To help you understand the problems and learn which solutions are being considered, here's a list of frequently asked questions about the future of Social Security.

    Q: I hear that Social Security is in financial trouble? Why?

    A: It is true that Social Security benefits are experiencing financing problems, and while this will not affect today's retirees and near-retirees, the problems are very serious. People live longer, the first baby boomers are five years from retirement, and the birth rate is low.

    This results in a large drop in the worker-to-beneficiary ratio. For example, in 1950 the worker-to-beneficiary ratio was 16-to-one. Currently the ratio is 3.3-to-one, and within 40 years it will be 2-to-1. At this rate of decline there will not be enough workers to pay scheduled benefits at current tax rates.

    Q: How big is the future problem?

    A: Plain and simple, without a large infusion of additional revenue, Social Security benefits are not sustainable over the long term. There will be a massive and growing shortfall over the next 75 years.

    Q: What will happen if Social Security is not changed?

    A: If Social Security is not changed, payroll taxes will have to be increased, the benefits of today's younger workers will have to be cut, or massive transfers from general revenues will be required.

    Q: What are the alternatives are being considered to improve the status of Social Security benefits?

    A: Four basic alternatives are being considered, either individually or in combination:

    • Increasing payroll taxes

    • Decreasing benefits

    • Using general revenues

    • “Prefunding” future benefits through either voluntary personal savings accounts or direct investments of the trust funds

    Q: What is a voluntary personal retirement account?

    A: Among the proposals being considered is to model a personal savings account plan for Social Security after the federal government's Thrift Savings Plan for federal employees and members of Congress. This plan provides a choice of five diversified, low-cost mutual funds.

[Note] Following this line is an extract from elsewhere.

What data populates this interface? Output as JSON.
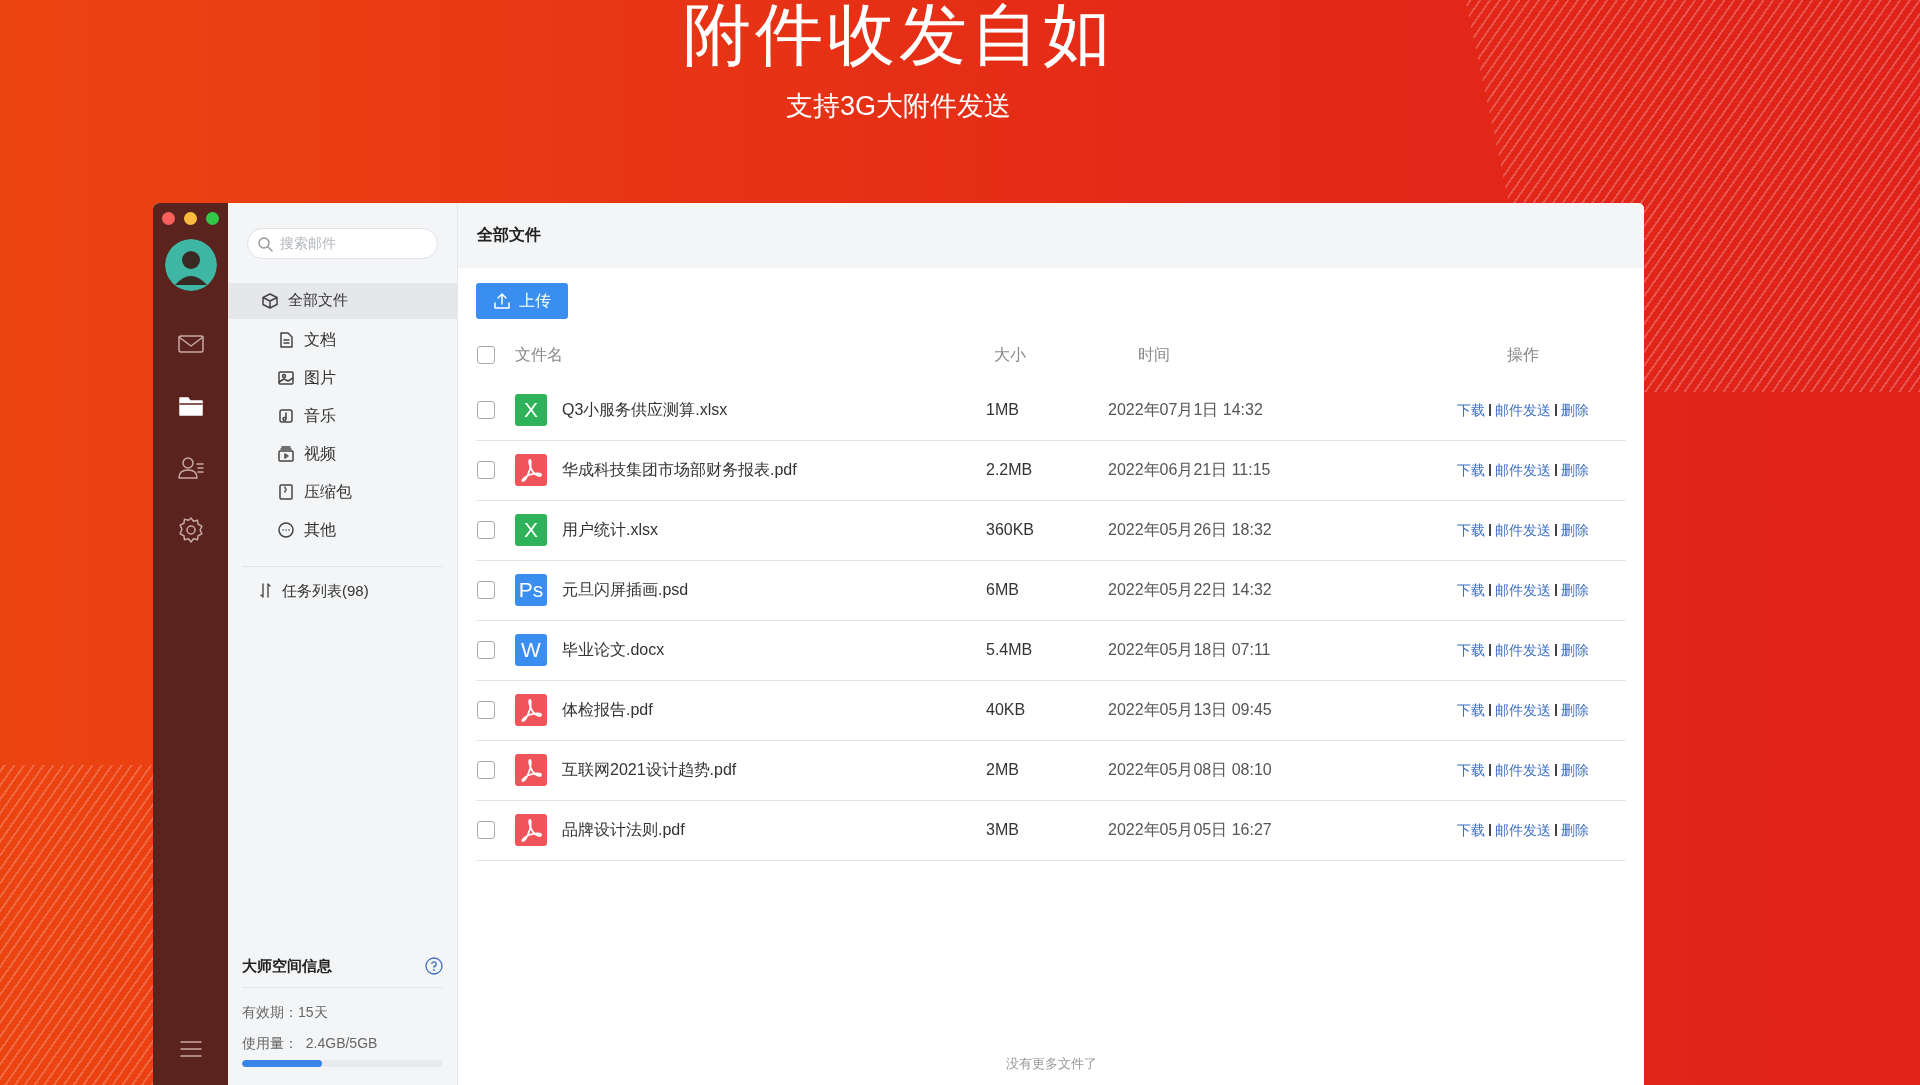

    Q: Does President Bush have a specific plan to modernize and reform the Social Security benefit program?

    A: No. The President has not presented a specific plan to reform Social Security. He has established principles for reform that include preserving Social Security benefits for current retirees and near-retirees; not increasing Social Security taxes, and encouraging individuals to create voluntary personal retirement accounts to augment Social Security benefits in the future.

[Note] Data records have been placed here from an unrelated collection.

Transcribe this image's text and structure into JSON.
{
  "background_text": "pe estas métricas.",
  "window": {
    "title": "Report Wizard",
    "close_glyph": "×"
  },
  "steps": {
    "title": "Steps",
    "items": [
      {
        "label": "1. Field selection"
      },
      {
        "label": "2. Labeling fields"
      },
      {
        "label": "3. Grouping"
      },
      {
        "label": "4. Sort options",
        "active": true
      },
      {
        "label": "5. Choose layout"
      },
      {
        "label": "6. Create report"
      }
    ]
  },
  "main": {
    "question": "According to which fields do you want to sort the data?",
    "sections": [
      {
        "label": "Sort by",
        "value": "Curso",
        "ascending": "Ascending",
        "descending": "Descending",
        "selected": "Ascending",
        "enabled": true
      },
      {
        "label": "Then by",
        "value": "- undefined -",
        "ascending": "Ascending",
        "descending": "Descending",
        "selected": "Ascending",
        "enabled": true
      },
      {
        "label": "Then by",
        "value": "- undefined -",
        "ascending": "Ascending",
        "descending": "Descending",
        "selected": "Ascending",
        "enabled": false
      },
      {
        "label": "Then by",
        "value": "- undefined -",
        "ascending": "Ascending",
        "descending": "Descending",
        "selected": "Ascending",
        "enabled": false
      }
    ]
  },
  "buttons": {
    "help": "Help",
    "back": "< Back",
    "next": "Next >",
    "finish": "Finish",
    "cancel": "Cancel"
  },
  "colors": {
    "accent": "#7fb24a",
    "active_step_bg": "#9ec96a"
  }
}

    Q: I am now retired and I receive a monthly Social Security benefit check. Will my monthly payments be cut?

    A: There are no plans to cut benefits for current retirees, and the Social Security Administration {SSA} says that Social Security benefits will continue to be increased each year with inflation.

    Q: I plan to retire in five to 10 years. Can I expect to receive my presently scheduled Social Security benefits at that time?

    A: According to the SSA, many reform plans, including the plans from the President's Commission to Strengthen Social Security, preserve scheduled benefits and cost- of-living increases for near-retirees. Depending on the proposal, a "near-retiree" is defined as someone aged 50 to 55 and older.

    Q: How will this affect people who receive Social Security disability benefits?

    A: Most plans under consideration do not reduce the benefits of currently disabled beneficiaries.

    Q: If nothing is done to improve Social Security, what can a 35-year-old expect to receive in retirement benefits from the program?

    A: Unless changes are made, the SSA indicates that at age 73 your scheduled Social Security benefits could be reduced by 27 percent, and they could continue to be reduced every year thereafter from your presently scheduled levels.

    Q: If nothing is done to improve Social Security, what can a 25-year-old expect to receive in retirement benefits from the program?

    A: Unless changes are made, when today’s 25-year-old reaches age 63 in 2042, benefits for all retirees could be cut by 27 percent and could continue to be reduced every year thereafter. According to the SSA, a person who lives to be 100 years old in 2079 (which will be more common at that time), could have scheduled Social Security benefits reduced to 33 percent below today's scheduled levels.